• InevitableSwing [none/use name]
    hexagon
    ·
    edit-2
    7 months ago

    Quicksand.
    Bermuda Triangle.

    I used to think these would have a greater impact on my adult life.

    Ditto.

    I'm probably around the same age as the guy who wrote that.

    ---

    Edit

    The term is newer than I thought. It was created in 1964 and it first appeared in print in this magazine.

    Show

    It took Vincent H. Gaddis to coin the catch-all phrase that would enter popular culture; his article in the February 1964 issue of “Argosy” [later incorporated into his book "Invisible Horizons"] was titled “The Deadly Bermuda Triangle.”

    • Des [she/her, they/them]
      ·
      7 months ago

      both those things used to be my childhood obsessions.

      then i made quicksand in my yard with a hose and nothing sank in it but it was cool how it instantly hardened when the hose turned off. little green army men survived.

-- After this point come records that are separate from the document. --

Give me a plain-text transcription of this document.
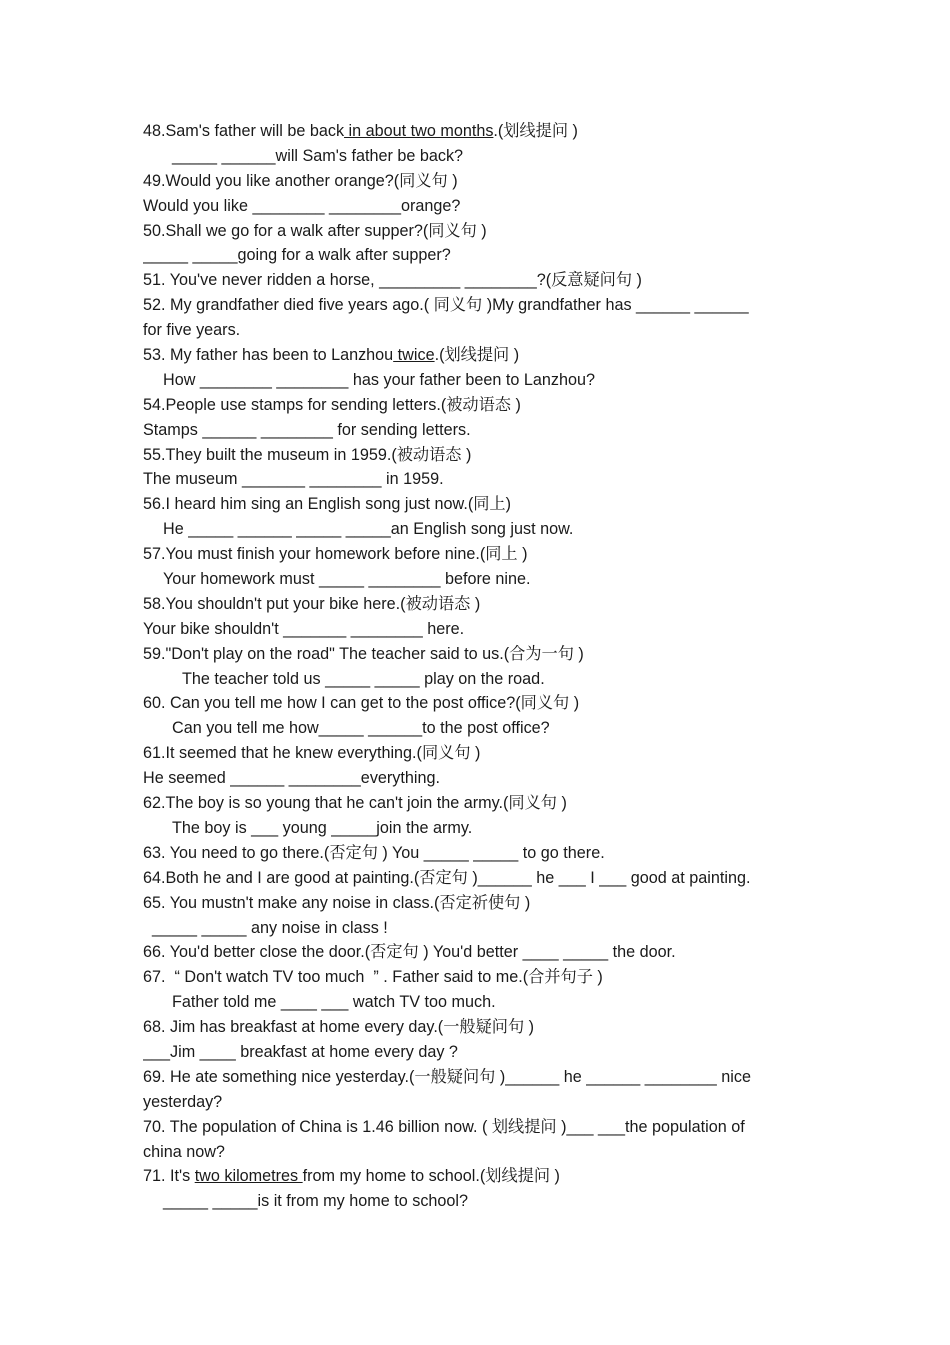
48.Sam's father will be back in about two months.(划线提问 )
_____ ______will Sam's father be back?
49.Would you like another orange?(同义句 )
Would you like ________ ________orange?
50.Shall we go for a walk after supper?(同义句 )
_____ _____going for a walk after supper?
51. You've never ridden a horse, _________ ________?(反意疑问句 )
52. My grandfather died five years ago.( 同义句 )My grandfather has ______ ______
for five years.
53. My father has been to Lanzhou twice.(划线提问 )
How ________ ________ has your father been to Lanzhou?
54.People use stamps for sending letters.(被动语态 )
Stamps ______ ________ for sending letters.
55.They built the museum in 1959.(被动语态 )
The museum _______ ________ in 1959.
56.I heard him sing an English song just now.(同上)
He _____ ______ _____ _____an English song just now.
57.You must finish your homework before nine.(同上 )
Your homework must _____ ________ before nine.
58.You shouldn't put your bike here.(被动语态 )
Your bike shouldn't _______ ________ here.
59."Don't play on the road" The teacher said to us.(合为一句 )
The teacher told us _____ _____ play on the road.
60. Can you tell me how I can get to the post office?(同义句 )
Can you tell me how_____ ______to the post office?
61.It seemed that he knew everything.(同义句 )
He seemed ______ ________everything.
62.The boy is so young that he can't join the army.(同义句 )
The boy is ___ young _____join the army.
63. You need to go there.(否定句 ) You _____ _____ to go there.
64.Both he and I are good at painting.(否定句 )______ he ___ I ___ good at painting.
65. You mustn't make any noise in class.(否定祈使句 )
_____ _____ any noise in class !
66. You'd better close the door.(否定句 ) You'd better ____ _____ the door.
67.  “ Don't watch TV too much  ” . Father said to me.(合并句子 )
Father told me ____ ___ watch TV too much.
68. Jim has breakfast at home every day.(一般疑问句 )
___Jim ____ breakfast at home every day ?
69. He ate something nice yesterday.(一般疑问句 )______ he ______ ________ nice
yesterday?
70. The population of China is 1.46 billion now. ( 划线提问 )___ ___the population of
china now?
71. It's two kilometres from my home to school.(划线提问 )
_____ _____is it from my home to school?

      and i was dragged on my one and only cruise straight through the triangle and most that happened as a cool storm where i got to sit in the huge porthole as it repeatedly was lashed with waves. i survived.

      • InevitableSwing [none/use name]
        hexagon
        ·
        edit-2
        7 months ago

        I envy you. I have no stories to share of violent battles and treacherous sea voyages. But I did watch a ton of tv and think about quicksand and the Bermuda Triangle with wonder. If I remember correctly in the 70s I watched Spock (I called the actor that too) narrate something about the Bermuda Triangle.

        --

        Ninja edit

        I watched a few seconds here or there - In Search of the Bermuda Triangle ... With Leonard Nimoy! (1976). - YouTube

        Unfortunately it gave me a sort of negative nostalgia value. Now that I'm an adult it's clear In Search of... episodes are surely nearly all are piles of shit and pseudo science. Google says there are ~145 episodes. I really wish Nimoy had narrated something else. Something of actual value about science or technology or history anything else that's real. Oh, well.